Modelling of Ceramic Particle Motion during Semi-Solid Forming of Aluminium Matrix Composites via CFD-DEM Four-Way Coupling

Abstract

Today, aluminium matrix composites (AMC) are widely used for the manufacturing of lightweight, yet highly stressed components in automotive, aeronautic and electrical engineering. In order to achieve particle distributions as homogeneous as possible within these component’s volumes and thus ensure optimum component properties, efforts are being made to simulate the manufacturing process prior to production. In this paper, AMC with extremely high particle fractions of more than 25 vol.% are considered in particular, as their processing still poses significant technological challenges. To model the particle motion in a computational fluid dynamics (CFD) simulation of the semi-solid forming process of this type of materials, a Lagrangian multiphase approach combining CFD and discrete element method (DEM) was used. Here, the DEM allowed all particle-particle interactions to be considered. Thus, different parameters influencing particle agglomeration, particle distribution as well as particle interaction with the cavity can be investigated during a numerical study.

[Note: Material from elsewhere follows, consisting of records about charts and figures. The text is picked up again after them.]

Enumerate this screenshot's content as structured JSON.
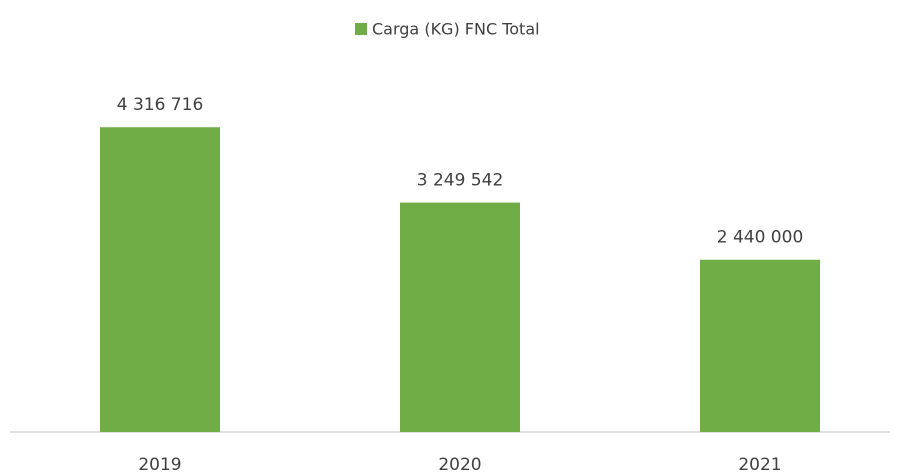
{
  "chart_data": {
    "type": "bar",
    "categories": [
      "2019",
      "2020",
      "2021"
    ],
    "series": [
      {
        "name": "Carga (KG) FNC Total",
        "color": "#70ad47",
        "values": [
          4316716,
          3249542,
          2440000
        ],
        "value_labels": [
          "4 316 716",
          "3 249 542",
          "2 440 000"
        ]
      }
    ],
    "ylim": [
      0,
      5000000
    ],
    "legend": "top"
  }
}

More specifically, the influence particle parameters such as cohesion forces and the influence of the forming speed onto the particle distribution in the final component ́s volume was analysed. The simulations were performed for a symmetric disc geometry. A forming tool was already available for this geometry, with which components could be manufactured to validate the simulation results. In the end, the study shows that by using four-way CFD-DEM coupling, simulation predictability for the semi-solid forming process of AMC could be significantly improved.